CARACAS – Cresce il numero delle vittime della protesta e della repressione. Ferito da un colpo d’arma da fuoco, in una manifestazione nello Stato Aragua, José Figuera, di 17 anni, è deceduto nonostante gli sforzi dei medici per salvarlo. La notizia è stata data dal deputato Lester Toledo. Sono ora 76 i morti in poco piú di 80 giorni ininterrotti di protesta.

Il deputato ha informato che il giovane Figuera, mentre osservava una manifestazione di protesta, è stato raggiunto da un colpo di pistola alla testa. A sparare sembra siano stati alcuni motociclisti armati.
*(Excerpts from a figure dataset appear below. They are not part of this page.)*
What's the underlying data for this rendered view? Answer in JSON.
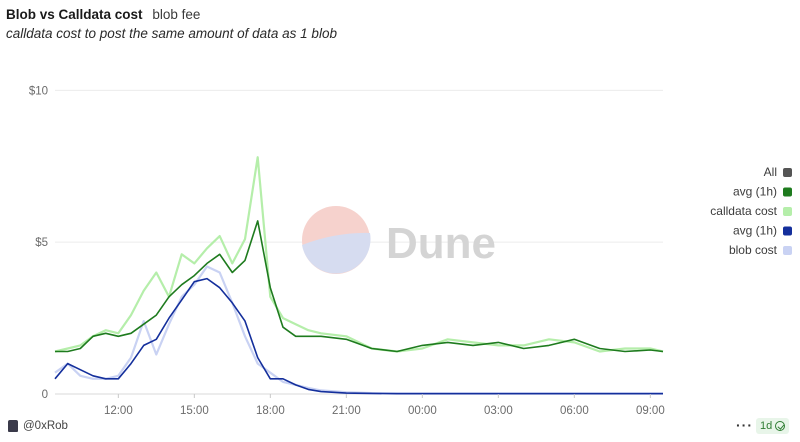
{
  "header": {
    "title": "Blob vs Calldata cost",
    "tab": "blob fee",
    "description": "calldata cost to post the same amount of data as 1 blob"
  },
  "watermark": {
    "text": "Dune"
  },
  "footer": {
    "author": "@0xRob",
    "more": "···",
    "interval": "1d"
  },
  "colors": {
    "calldata_avg": "#1e7b1e",
    "calldata_raw": "#b5eeaa",
    "blob_avg": "#142f9c",
    "blob_raw": "#c9d2f3",
    "all": "#555555"
  },
  "chart_data": {
    "type": "line",
    "yaxis": {
      "ylim": [
        0,
        11
      ],
      "ticks": [
        0,
        5,
        10
      ],
      "tick_labels": [
        "0",
        "$5",
        "$10"
      ]
    },
    "xaxis": {
      "range_hours": [
        9.5,
        33.5
      ],
      "ticks": [
        12,
        15,
        18,
        21,
        24,
        27,
        30,
        33
      ],
      "tick_labels": [
        "12:00",
        "15:00",
        "18:00",
        "21:00",
        "00:00",
        "03:00",
        "06:00",
        "09:00"
      ]
    },
    "grid": true,
    "legend_placement": "right",
    "legend": [
      {
        "label": "All",
        "key": "all"
      },
      {
        "label": "avg (1h)",
        "key": "calldata_avg"
      },
      {
        "label": "calldata cost",
        "key": "calldata_raw"
      },
      {
        "label": "avg (1h)",
        "key": "blob_avg"
      },
      {
        "label": "blob cost",
        "key": "blob_raw"
      }
    ],
    "x": [
      9.5,
      10.0,
      10.5,
      11.0,
      11.5,
      12.0,
      12.5,
      13.0,
      13.5,
      14.0,
      14.5,
      15.0,
      15.5,
      16.0,
      16.5,
      17.0,
      17.5,
      18.0,
      18.5,
      19.0,
      19.5,
      20.0,
      21.0,
      22.0,
      23.0,
      24.0,
      25.0,
      26.0,
      27.0,
      28.0,
      29.0,
      30.0,
      31.0,
      32.0,
      33.0,
      33.5
    ],
    "series": [
      {
        "key": "calldata_raw",
        "values": [
          1.4,
          1.5,
          1.6,
          1.9,
          2.1,
          2.0,
          2.6,
          3.4,
          4.0,
          3.2,
          4.6,
          4.3,
          4.8,
          5.2,
          4.3,
          5.1,
          7.8,
          3.2,
          2.5,
          2.3,
          2.1,
          2.0,
          1.9,
          1.5,
          1.4,
          1.5,
          1.8,
          1.7,
          1.6,
          1.6,
          1.8,
          1.7,
          1.4,
          1.5,
          1.5,
          1.4
        ]
      },
      {
        "key": "calldata_avg",
        "values": [
          1.4,
          1.4,
          1.5,
          1.9,
          2.0,
          1.9,
          2.0,
          2.3,
          2.6,
          3.2,
          3.6,
          3.9,
          4.3,
          4.6,
          4.0,
          4.4,
          5.7,
          3.5,
          2.2,
          1.9,
          1.9,
          1.9,
          1.8,
          1.5,
          1.4,
          1.6,
          1.7,
          1.6,
          1.7,
          1.5,
          1.6,
          1.8,
          1.5,
          1.4,
          1.45,
          1.4
        ]
      },
      {
        "key": "blob_raw",
        "values": [
          0.7,
          1.0,
          0.6,
          0.5,
          0.5,
          0.6,
          1.2,
          2.4,
          1.3,
          2.3,
          3.2,
          3.6,
          4.2,
          4.0,
          3.0,
          1.9,
          1.0,
          0.7,
          0.4,
          0.3,
          0.2,
          0.12,
          0.06,
          0.03,
          0.02,
          0.02,
          0.02,
          0.02,
          0.02,
          0.02,
          0.02,
          0.02,
          0.02,
          0.02,
          0.02,
          0.02
        ]
      },
      {
        "key": "blob_avg",
        "values": [
          0.5,
          1.0,
          0.8,
          0.6,
          0.5,
          0.5,
          1.0,
          1.6,
          1.8,
          2.5,
          3.1,
          3.7,
          3.8,
          3.5,
          3.0,
          2.4,
          1.2,
          0.5,
          0.5,
          0.3,
          0.15,
          0.08,
          0.03,
          0.02,
          0.01,
          0.01,
          0.01,
          0.01,
          0.01,
          0.01,
          0.01,
          0.01,
          0.01,
          0.01,
          0.01,
          0.01
        ]
      }
    ]
  }
}
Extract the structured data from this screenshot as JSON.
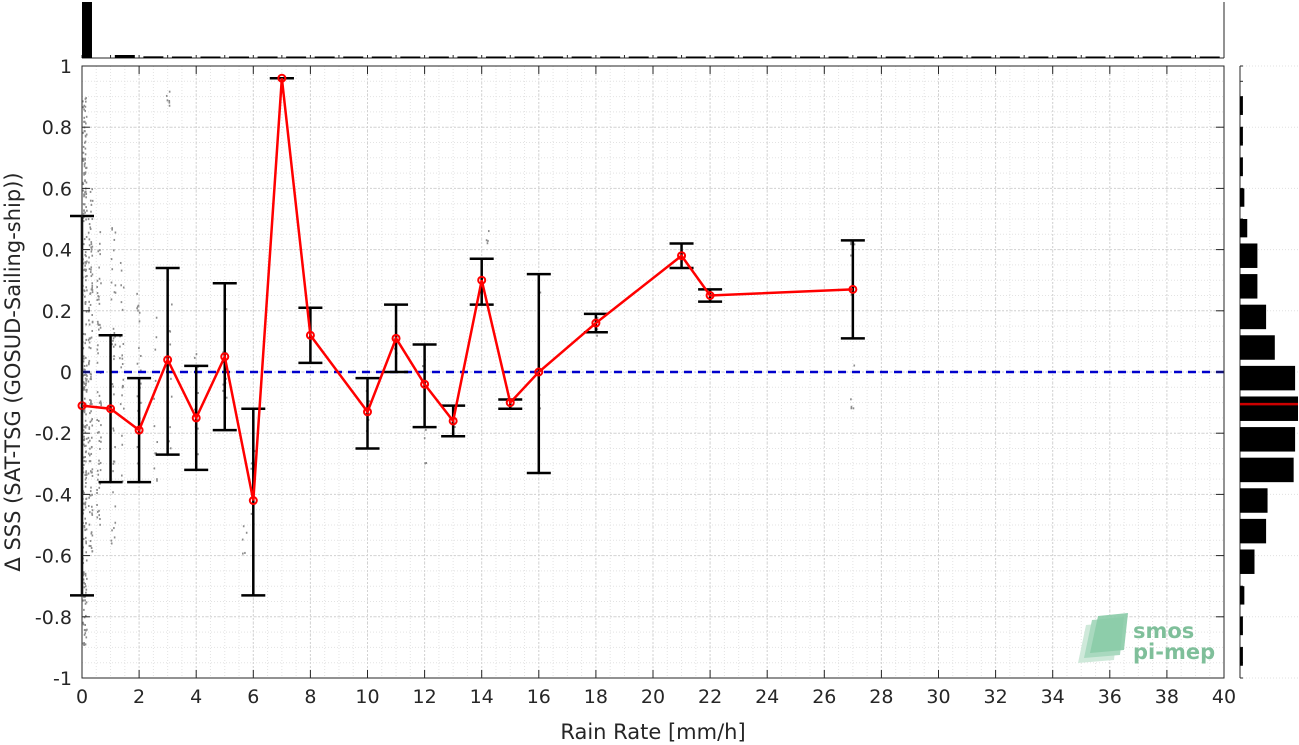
{
  "chart_data": {
    "type": "scatter",
    "title": "",
    "xlabel": "Rain Rate [mm/h]",
    "ylabel": "Δ SSS (SAT-TSG (GOSUD-Sailing-ship))",
    "xlim": [
      0,
      40
    ],
    "ylim": [
      -1,
      1
    ],
    "x_ticks": [
      0,
      2,
      4,
      6,
      8,
      10,
      12,
      14,
      16,
      18,
      20,
      22,
      24,
      26,
      28,
      30,
      32,
      34,
      36,
      38,
      40
    ],
    "y_ticks": [
      -1,
      -0.8,
      -0.6,
      -0.4,
      -0.2,
      0,
      0.2,
      0.4,
      0.6,
      0.8,
      1
    ],
    "y_tick_labels": [
      "-1",
      "-0.8",
      "-0.6",
      "-0.4",
      "-0.2",
      "0",
      "0.2",
      "0.4",
      "0.6",
      "0.8",
      "1"
    ],
    "grid": true,
    "reference_line": {
      "y": 0,
      "color": "#0000cc",
      "style": "dashed"
    },
    "series": [
      {
        "type": "line-with-errorbars",
        "color": "#ff0000",
        "errorbar_color": "#000000",
        "points": [
          {
            "x": 0,
            "y": -0.11,
            "low": -0.73,
            "high": 0.51
          },
          {
            "x": 1,
            "y": -0.12,
            "low": -0.36,
            "high": 0.12
          },
          {
            "x": 2,
            "y": -0.19,
            "low": -0.36,
            "high": -0.02
          },
          {
            "x": 3,
            "y": 0.04,
            "low": -0.27,
            "high": 0.34
          },
          {
            "x": 4,
            "y": -0.15,
            "low": -0.32,
            "high": 0.02
          },
          {
            "x": 5,
            "y": 0.05,
            "low": -0.19,
            "high": 0.29
          },
          {
            "x": 6,
            "y": -0.42,
            "low": -0.73,
            "high": -0.12
          },
          {
            "x": 7,
            "y": 0.96,
            "low": 0.96,
            "high": 0.96
          },
          {
            "x": 8,
            "y": 0.12,
            "low": 0.03,
            "high": 0.21
          },
          {
            "x": 10,
            "y": -0.13,
            "low": -0.25,
            "high": -0.02
          },
          {
            "x": 11,
            "y": 0.11,
            "low": 0.0,
            "high": 0.22
          },
          {
            "x": 12,
            "y": -0.04,
            "low": -0.18,
            "high": 0.09
          },
          {
            "x": 13,
            "y": -0.16,
            "low": -0.21,
            "high": -0.11
          },
          {
            "x": 14,
            "y": 0.3,
            "low": 0.22,
            "high": 0.37
          },
          {
            "x": 15,
            "y": -0.1,
            "low": -0.12,
            "high": -0.09
          },
          {
            "x": 16,
            "y": 0.0,
            "low": -0.33,
            "high": 0.32
          },
          {
            "x": 18,
            "y": 0.16,
            "low": 0.13,
            "high": 0.19
          },
          {
            "x": 21,
            "y": 0.38,
            "low": 0.34,
            "high": 0.42
          },
          {
            "x": 22,
            "y": 0.25,
            "low": 0.23,
            "high": 0.27
          },
          {
            "x": 27,
            "y": 0.27,
            "low": 0.11,
            "high": 0.43
          }
        ]
      }
    ],
    "scatter_points": {
      "color": "#8c8c8c",
      "description_note": "",
      "clusters": [
        {
          "x": 0.1,
          "y_min": -0.9,
          "y_max": 0.9,
          "count": 260
        },
        {
          "x": 0.3,
          "y_min": -0.6,
          "y_max": 0.6,
          "count": 120
        },
        {
          "x": 0.6,
          "y_min": -0.5,
          "y_max": 0.5,
          "count": 60
        },
        {
          "x": 1.1,
          "y_min": -0.6,
          "y_max": 0.5,
          "count": 40
        },
        {
          "x": 1.4,
          "y_min": -0.4,
          "y_max": 0.4,
          "count": 25
        },
        {
          "x": 2.0,
          "y_min": -0.3,
          "y_max": 0.3,
          "count": 20
        },
        {
          "x": 2.6,
          "y_min": -0.4,
          "y_max": 0.2,
          "count": 12
        },
        {
          "x": 3.0,
          "y_min": 0.85,
          "y_max": 0.92,
          "count": 6
        },
        {
          "x": 3.1,
          "y_min": -0.3,
          "y_max": 0.3,
          "count": 10
        },
        {
          "x": 4.0,
          "y_min": -0.3,
          "y_max": 0.1,
          "count": 10
        },
        {
          "x": 5.0,
          "y_min": -0.2,
          "y_max": 0.3,
          "count": 8
        },
        {
          "x": 5.7,
          "y_min": -0.6,
          "y_max": -0.5,
          "count": 5
        },
        {
          "x": 6.0,
          "y_min": -0.5,
          "y_max": -0.2,
          "count": 6
        },
        {
          "x": 10.0,
          "y_min": -0.2,
          "y_max": -0.05,
          "count": 6
        },
        {
          "x": 11.0,
          "y_min": 0.05,
          "y_max": 0.15,
          "count": 5
        },
        {
          "x": 12.0,
          "y_min": -0.3,
          "y_max": 0.05,
          "count": 6
        },
        {
          "x": 13.0,
          "y_min": -0.2,
          "y_max": -0.12,
          "count": 4
        },
        {
          "x": 14.2,
          "y_min": 0.3,
          "y_max": 0.47,
          "count": 5
        },
        {
          "x": 16.0,
          "y_min": -0.2,
          "y_max": 0.3,
          "count": 5
        },
        {
          "x": 18.0,
          "y_min": 0.1,
          "y_max": 0.2,
          "count": 4
        },
        {
          "x": 27.0,
          "y_min": -0.13,
          "y_max": 0.57,
          "count": 10
        }
      ]
    },
    "histogram_top": {
      "color": "#000000",
      "bin_width": 1,
      "counts": [
        1000,
        40,
        20,
        15,
        10,
        10,
        8,
        5,
        8,
        3,
        10,
        10,
        8,
        6,
        10,
        8,
        5,
        3,
        6,
        2,
        2,
        4,
        4,
        1,
        1,
        1,
        1,
        3,
        1,
        1,
        1,
        1,
        1,
        1,
        1,
        1,
        1,
        1,
        1,
        1
      ]
    },
    "histogram_right": {
      "color": "#000000",
      "mean_line": {
        "y": -0.105,
        "color": "#cc0000"
      },
      "bins": [
        {
          "y_low": -0.96,
          "y_high": -0.9,
          "count": 2
        },
        {
          "y_low": -0.86,
          "y_high": -0.8,
          "count": 2
        },
        {
          "y_low": -0.76,
          "y_high": -0.7,
          "count": 3
        },
        {
          "y_low": -0.66,
          "y_high": -0.58,
          "count": 10
        },
        {
          "y_low": -0.56,
          "y_high": -0.48,
          "count": 18
        },
        {
          "y_low": -0.46,
          "y_high": -0.38,
          "count": 19
        },
        {
          "y_low": -0.36,
          "y_high": -0.28,
          "count": 37
        },
        {
          "y_low": -0.26,
          "y_high": -0.18,
          "count": 38
        },
        {
          "y_low": -0.16,
          "y_high": -0.08,
          "count": 40
        },
        {
          "y_low": -0.06,
          "y_high": 0.02,
          "count": 38
        },
        {
          "y_low": 0.04,
          "y_high": 0.12,
          "count": 24
        },
        {
          "y_low": 0.14,
          "y_high": 0.22,
          "count": 18
        },
        {
          "y_low": 0.24,
          "y_high": 0.32,
          "count": 12
        },
        {
          "y_low": 0.34,
          "y_high": 0.42,
          "count": 12
        },
        {
          "y_low": 0.44,
          "y_high": 0.5,
          "count": 5
        },
        {
          "y_low": 0.54,
          "y_high": 0.6,
          "count": 3
        },
        {
          "y_low": 0.64,
          "y_high": 0.7,
          "count": 2
        },
        {
          "y_low": 0.74,
          "y_high": 0.8,
          "count": 2
        },
        {
          "y_low": 0.84,
          "y_high": 0.9,
          "count": 2
        }
      ]
    }
  },
  "logo": {
    "line1": "smos",
    "line2": "pi-mep"
  }
}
Caryl Bertho, governatrice dello stato Aragua, ha immediatamente responsabilizzato quelli che ha definito “gruppi di squadristi”. La Governatrice, inoltre, ha denunciato che, dietro  le bande violente protagoniste della violenza,  ci sono i partiti dell’opposizione che si adoperano per creare “un vero e proprio scenario di guerra”. Il pesante bilancio della violenza e dei saccheggi secondo Bertho è: 80 negozi – supermercati, farmacie, macellerie, forni e negozi di liquori -, sedi del partito di governo Psuv e dell’azienda telefonica pubblica Cantv distrutti.

Mariela Magallanes, La deputata Mariela Magallanes, eletta nello Stato Aragua, ha rispedito al mittente ogni accuse e fatto notare che giá dal giorno precedente aveva denunciato l’azione dei “colectivos” (bande armate di motociclisti).

– Seminano il terrore, il caos e la distruzione per poi dare la colpa a noi – ha detto la deputata.